Richard credits the late Dr. Joe May with much of his success.  Having “frittered away” two years at a college in Maryland, he got a nudge from his brother, Dave Budd, a Wake Forest basketball star who later played five years with the New York Knicks in the NBA.  Dave told Richard to “go see Dr. May.”  So he drove down to Winston-Salem, found the May residence and knocked on the door.  “Come on in,” said the doctor.

And thus began a long friendship with a smart, generous mentor, who helped Richard get into High Point College.  He graduated with a business degree and 10 years ago was chosen to head the search committee that persuaded Nido Qubein to become the president of High Point, by then a university.  “We needed a businessman,” said Richard, one who could transform the institution and begin to move it into the elite group of the private colleges in the state.
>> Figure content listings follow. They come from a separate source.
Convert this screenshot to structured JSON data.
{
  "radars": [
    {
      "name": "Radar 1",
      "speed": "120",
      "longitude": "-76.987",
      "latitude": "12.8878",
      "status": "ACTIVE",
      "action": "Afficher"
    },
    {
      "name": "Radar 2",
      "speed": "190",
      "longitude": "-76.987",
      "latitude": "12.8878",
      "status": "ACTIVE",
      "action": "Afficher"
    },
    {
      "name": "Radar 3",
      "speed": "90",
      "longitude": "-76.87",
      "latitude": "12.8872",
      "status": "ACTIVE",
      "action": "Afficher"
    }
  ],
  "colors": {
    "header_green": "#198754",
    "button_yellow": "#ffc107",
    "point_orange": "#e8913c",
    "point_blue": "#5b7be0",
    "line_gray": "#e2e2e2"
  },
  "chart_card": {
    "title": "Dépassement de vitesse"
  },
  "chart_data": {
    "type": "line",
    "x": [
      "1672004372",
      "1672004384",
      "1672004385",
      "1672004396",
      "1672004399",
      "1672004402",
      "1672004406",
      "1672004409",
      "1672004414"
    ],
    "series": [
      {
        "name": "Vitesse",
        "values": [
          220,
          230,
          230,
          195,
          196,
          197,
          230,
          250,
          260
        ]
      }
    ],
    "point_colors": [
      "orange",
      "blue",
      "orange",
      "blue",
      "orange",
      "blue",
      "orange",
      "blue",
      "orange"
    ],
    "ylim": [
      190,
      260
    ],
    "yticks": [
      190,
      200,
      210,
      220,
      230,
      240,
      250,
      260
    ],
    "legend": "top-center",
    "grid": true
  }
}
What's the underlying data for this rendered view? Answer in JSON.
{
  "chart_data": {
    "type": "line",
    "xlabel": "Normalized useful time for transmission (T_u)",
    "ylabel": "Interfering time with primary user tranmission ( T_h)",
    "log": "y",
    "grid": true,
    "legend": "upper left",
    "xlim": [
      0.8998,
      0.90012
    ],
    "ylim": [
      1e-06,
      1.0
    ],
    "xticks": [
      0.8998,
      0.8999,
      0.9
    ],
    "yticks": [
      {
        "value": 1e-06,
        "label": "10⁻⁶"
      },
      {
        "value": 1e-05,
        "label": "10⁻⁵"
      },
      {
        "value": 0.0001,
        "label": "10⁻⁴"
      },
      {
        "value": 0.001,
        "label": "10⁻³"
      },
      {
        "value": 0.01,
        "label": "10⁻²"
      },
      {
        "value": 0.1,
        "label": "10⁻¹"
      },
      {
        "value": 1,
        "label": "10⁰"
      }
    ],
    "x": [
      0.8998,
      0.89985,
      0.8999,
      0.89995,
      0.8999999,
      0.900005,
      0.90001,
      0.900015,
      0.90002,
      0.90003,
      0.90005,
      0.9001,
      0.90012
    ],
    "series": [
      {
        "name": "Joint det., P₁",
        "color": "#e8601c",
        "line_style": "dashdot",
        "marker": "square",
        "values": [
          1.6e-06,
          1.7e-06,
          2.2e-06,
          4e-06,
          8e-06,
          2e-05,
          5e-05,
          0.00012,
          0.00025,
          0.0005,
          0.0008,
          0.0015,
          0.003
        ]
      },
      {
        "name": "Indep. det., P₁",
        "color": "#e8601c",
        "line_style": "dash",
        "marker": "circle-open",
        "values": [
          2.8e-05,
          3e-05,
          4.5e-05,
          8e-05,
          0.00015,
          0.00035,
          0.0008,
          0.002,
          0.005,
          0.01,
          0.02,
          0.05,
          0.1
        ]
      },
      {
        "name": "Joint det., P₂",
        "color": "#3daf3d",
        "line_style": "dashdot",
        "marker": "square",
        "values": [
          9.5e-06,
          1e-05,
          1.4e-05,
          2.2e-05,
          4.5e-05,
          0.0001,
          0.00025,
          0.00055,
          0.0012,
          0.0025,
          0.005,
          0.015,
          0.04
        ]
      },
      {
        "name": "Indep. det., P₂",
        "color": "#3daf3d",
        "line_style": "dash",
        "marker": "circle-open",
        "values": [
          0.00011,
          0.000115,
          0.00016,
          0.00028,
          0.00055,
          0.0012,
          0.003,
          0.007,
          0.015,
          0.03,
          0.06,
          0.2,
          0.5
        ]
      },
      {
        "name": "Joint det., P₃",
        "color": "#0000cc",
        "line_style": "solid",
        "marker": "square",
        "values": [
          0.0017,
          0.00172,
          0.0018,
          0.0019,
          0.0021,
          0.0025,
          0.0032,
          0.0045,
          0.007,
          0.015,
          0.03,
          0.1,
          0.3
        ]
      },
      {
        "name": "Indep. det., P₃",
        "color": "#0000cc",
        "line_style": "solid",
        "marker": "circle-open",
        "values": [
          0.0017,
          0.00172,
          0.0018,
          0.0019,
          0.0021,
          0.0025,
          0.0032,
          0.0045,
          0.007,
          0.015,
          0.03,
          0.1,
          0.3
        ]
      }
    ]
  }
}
Also high on Richard’s long list of civic activities are the Childress Institute for Pediatric Trauma, Wake Forest Baptist Health, the YMCA and the Winston-Salem Foundation.

As a businessman and Senior Services board member, he lauds “the professionalism and efficiency of Richard Gottlieb and his staff and their ability to deliver the product to those in need.”  He’s also become more aware of “the growing needs of many in our community who aren’t able to care for themselves.”

“This has become my calling,” said Richard, who grew up in Woodbury, NJ, one of eight children of a farmer/homebuilder and a schoolteacher.  His storybook life illustrates what he says has been his motto: “Learn, earn and give back.”